I shrugged. "To hear you tell it, I'm in an impossible moss."
"Don't look so danged sourpuss! Mental hygiene is a process of correcting the correctable and adjusting to the inevitable. You've got three choices."
"I didn't know I had any."
"Three. You can keep on going into a spin until your mind builds up a fantasy acceptable to your unconscious • . . a psychotic adjustment, what you would call 'crazy.' Or you can muddle along as you are, unhappy and not much use to yourself or your shipmates... and always with the possibility of skidding over the line. Or you can dig into your own mind, get acquainted with it, find out what it really wants, show it what it can't have and why, and strike a healthy bargain with it on the basis of what is possible. If you've got guts and gumption, you'll try the last one. It won't be easy." He waited, looking at me.
"Uh, I guess I'd better try. But how do I do it?"
"Not by moping in your room about might-have-beens, that's sure."
"My Uncle Steve—Major Lucas, I mean"—I said slowly, "told me I shouldn't do that. He wants me to stir around and associate with other people. I guess I should."
"Surely, surely. But that's not enough. You can't chin yourself out of the hole you are in just by pretending to be the life of the party. You have to get acquainted with yourself."
"Yes, sir. But how?"
"Well, we can't do it by having you talk about yourself every afternoon while I hold your hand. Mmm... I suggest that you try writing down who you are and where you've been and how you got from there to here. You make it thorough enough and maybe you will begin to see 'why' as well as 'how.' Keep digging and you may find out who you are and what you want and how much of it you can get."
I must have looked baffled for he said, "Do you keep a diary?"
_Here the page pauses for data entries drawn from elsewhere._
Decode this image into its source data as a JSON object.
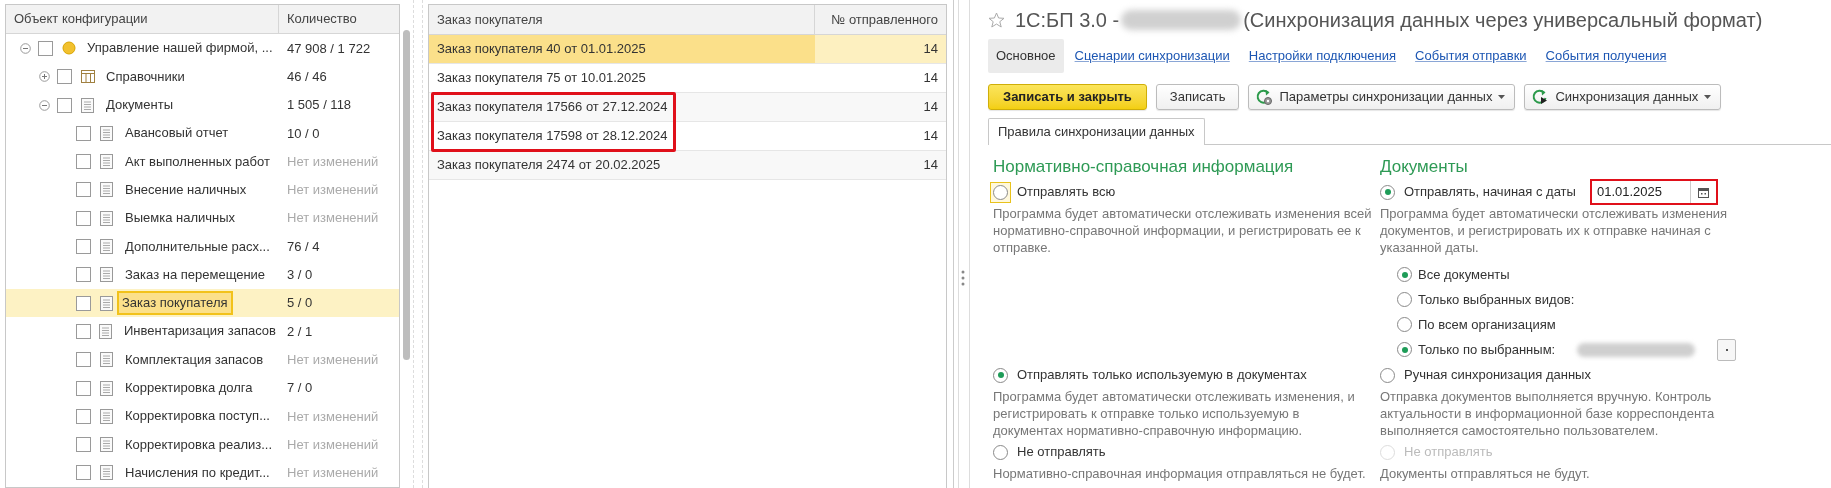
{
  "tree": {
    "columns": [
      "Объект конфигурации",
      "Количество"
    ],
    "items": [
      {
        "kind": "root",
        "label": "Управление нашей фирмой, ...",
        "count": "47 908 / 1 722",
        "dimmed": false,
        "checked": false,
        "selected": false,
        "expanded": true,
        "children": [
          {
            "kind": "catalog",
            "label": "Справочники",
            "count": "46 / 46",
            "dimmed": false,
            "checked": false,
            "selected": false,
            "expanded": false
          },
          {
            "kind": "document",
            "label": "Документы",
            "count": "1 505 / 118",
            "dimmed": false,
            "checked": false,
            "selected": false,
            "expanded": true,
            "children": [
              {
                "kind": "document",
                "label": "Авансовый отчет",
                "count": "10 / 0",
                "dimmed": false,
                "checked": false,
                "selected": false
              },
              {
                "kind": "document",
                "label": "Акт выполненных работ",
                "count": "Нет изменений",
                "dimmed": true,
                "checked": false,
                "selected": false
              },
              {
                "kind": "document",
                "label": "Внесение наличных",
                "count": "Нет изменений",
                "dimmed": true,
                "checked": false,
                "selected": false
              },
              {
                "kind": "document",
                "label": "Выемка наличных",
                "count": "Нет изменений",
                "dimmed": true,
                "checked": false,
                "selected": false
              },
              {
                "kind": "document",
                "label": "Дополнительные расх...",
                "count": "76 / 4",
                "dimmed": false,
                "checked": false,
                "selected": false
              },
              {
                "kind": "document",
                "label": "Заказ на перемещение",
                "count": "3 / 0",
                "dimmed": false,
                "checked": false,
                "selected": false
              },
              {
                "kind": "document",
                "label": "Заказ покупателя",
                "count": "5 / 0",
                "dimmed": false,
                "checked": false,
                "selected": true
              },
              {
                "kind": "document",
                "label": "Инвентаризация запасов",
                "count": "2 / 1",
                "dimmed": false,
                "checked": false,
                "selected": false
              },
              {
                "kind": "document",
                "label": "Комплектация запасов",
                "count": "Нет изменений",
                "dimmed": true,
                "checked": false,
                "selected": false
              },
              {
                "kind": "document",
                "label": "Корректировка долга",
                "count": "7 / 0",
                "dimmed": false,
                "checked": false,
                "selected": false
              },
              {
                "kind": "document",
                "label": "Корректировка поступ...",
                "count": "Нет изменений",
                "dimmed": true,
                "checked": false,
                "selected": false
              },
              {
                "kind": "document",
                "label": "Корректировка реализ...",
                "count": "Нет изменений",
                "dimmed": true,
                "checked": false,
                "selected": false
              },
              {
                "kind": "document",
                "label": "Начисления по кредит...",
                "count": "Нет изменений",
                "dimmed": true,
                "checked": false,
                "selected": false
              }
            ]
          }
        ]
      }
    ]
  },
  "orders": {
    "columns": [
      "Заказ покупателя",
      "№ отправленного"
    ],
    "rows": [
      {
        "order": "Заказ покупателя 40 от 01.01.2025",
        "number": "14",
        "selected": true,
        "marked": false
      },
      {
        "order": "Заказ покупателя 75 от 10.01.2025",
        "number": "14",
        "selected": false,
        "marked": false
      },
      {
        "order": "Заказ покупателя 17566 от 27.12.2024",
        "number": "14",
        "selected": false,
        "marked": true
      },
      {
        "order": "Заказ покупателя 17598 от 28.12.2024",
        "number": "14",
        "selected": false,
        "marked": true
      },
      {
        "order": "Заказ покупателя 2474 от 20.02.2025",
        "number": "14",
        "selected": false,
        "marked": false
      }
    ]
  },
  "form": {
    "title_prefix": "1С:БП 3.0 -",
    "title_suffix": "(Синхронизация данных через универсальный формат)",
    "tabs": [
      {
        "label": "Основное",
        "selected": true
      },
      {
        "label": "Сценарии синхронизации",
        "selected": false
      },
      {
        "label": "Настройки подключения",
        "selected": false
      },
      {
        "label": "События отправки",
        "selected": false
      },
      {
        "label": "События получения",
        "selected": false
      }
    ],
    "buttons": [
      {
        "kind": "primary",
        "label": "Записать и закрыть"
      },
      {
        "kind": "plain",
        "label": "Записать"
      },
      {
        "kind": "params",
        "label": "Параметры синхронизации данных"
      },
      {
        "kind": "sync",
        "label": "Синхронизация данных"
      }
    ],
    "inner_tab": "Правила синхронизации данных",
    "columns": [
      {
        "heading": "Нормативно-справочная информация",
        "options": [
          {
            "label": "Отправлять всю",
            "selected": false,
            "focused": true,
            "disabled": false,
            "description": "Программа будет автоматически отслеживать изменения всей нормативно-справочной информации, и регистрировать ее к отправке."
          },
          {
            "label": "Отправлять только используемую в документах",
            "selected": true,
            "focused": false,
            "disabled": false,
            "description": "Программа будет автоматически отслеживать изменения, и регистрировать к отправке только используемую в документах нормативно-справочную информацию."
          },
          {
            "label": "Не отправлять",
            "selected": false,
            "focused": false,
            "disabled": false,
            "description": "Нормативно-справочная информация отправляться не будет."
          }
        ]
      },
      {
        "heading": "Документы",
        "options": [
          {
            "label": "Отправлять, начиная с даты",
            "selected": true,
            "focused": false,
            "disabled": false,
            "date": {
              "value": "01.01.2025",
              "marked": true
            },
            "description": "Программа будет автоматически отслеживать изменения документов, и регистрировать их к отправке начиная с указанной даты.",
            "suboptions": [
              {
                "label": "Все документы",
                "selected": true,
                "redacted": false
              },
              {
                "label": "Только выбранных видов:",
                "selected": false,
                "redacted": false
              },
              {
                "label": "По всем организациям",
                "selected": false,
                "redacted": false
              },
              {
                "label": "Только по выбранным:",
                "selected": true,
                "redacted": true
              }
            ]
          },
          {
            "label": "Ручная синхронизация данных",
            "selected": false,
            "focused": false,
            "disabled": false,
            "description": "Отправка документов выполняется вручную. Контроль актуальности в информационной базе корреспондента выполняется самостоятельно пользователем."
          },
          {
            "label": "Не отправлять",
            "selected": false,
            "focused": false,
            "disabled": true,
            "description": "Документы отправляться не будут."
          }
        ]
      }
    ]
  }
}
"Sometimes. I've got one along."
"Use it as an outline. 'The Life and Times of T. P. Bartlett, Gent.' Make it complete and try to tell the truth—all the truth."
I thought that over. Some things you don't want to tell anybody. "Uh, I suppose you'll want to read it, Doctor?"
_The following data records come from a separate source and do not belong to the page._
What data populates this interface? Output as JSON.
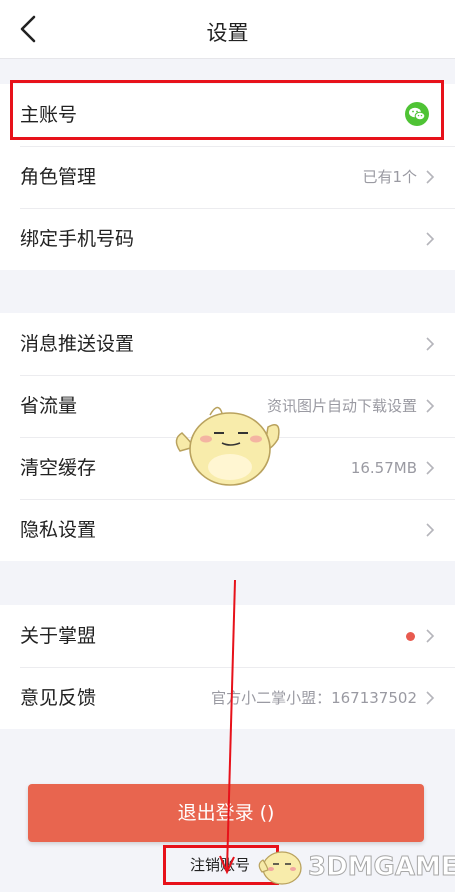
{
  "header": {
    "title": "设置"
  },
  "account_group": [
    {
      "label": "主账号",
      "value": "",
      "icon": "wechat-icon"
    },
    {
      "label": "角色管理",
      "value": "已有1个"
    },
    {
      "label": "绑定手机号码",
      "value": ""
    }
  ],
  "settings_group": [
    {
      "label": "消息推送设置",
      "value": ""
    },
    {
      "label": "省流量",
      "value": "资讯图片自动下载设置"
    },
    {
      "label": "清空缓存",
      "value": "16.57MB"
    },
    {
      "label": "隐私设置",
      "value": ""
    }
  ],
  "about_group": [
    {
      "label": "关于掌盟",
      "value": "",
      "badge": "red-dot"
    },
    {
      "label": "意见反馈",
      "value": "官方小二掌小盟：167137502"
    }
  ],
  "logout_label": "退出登录 ()",
  "cancel_account_label": "注销账号",
  "watermark": "3DMGAME",
  "colors": {
    "accent": "#e8654f",
    "wechat": "#4fc335",
    "highlight": "#e7111a"
  }
}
"Me? Heaven forbid! I get too little rest without misguided people. This is for you, son; you'll be writing to yourself... only write it as if you didn't know anything about yourself and had to explain everything; Write it as if you expected to lose your memory and wanted to be sure you could pick up the strings again. Put it all down." He frowned and added grudgingly, "If you feel that you have found out something important and want a second opinion, I suppose I could squeeze in time to read part of it, at least. But I won't promise. Just write it to yourself—to the one with amnesia."
So I told him I would try... and I have. I can't see that it has done any special good (I pulled out of the slump anyhow) and there just isn't time to do the kind of job he told me to do. I've had to hurry over the last part of this because this is the first free evening I've had in a month.
But it's amazing how much you can remember when youreally try.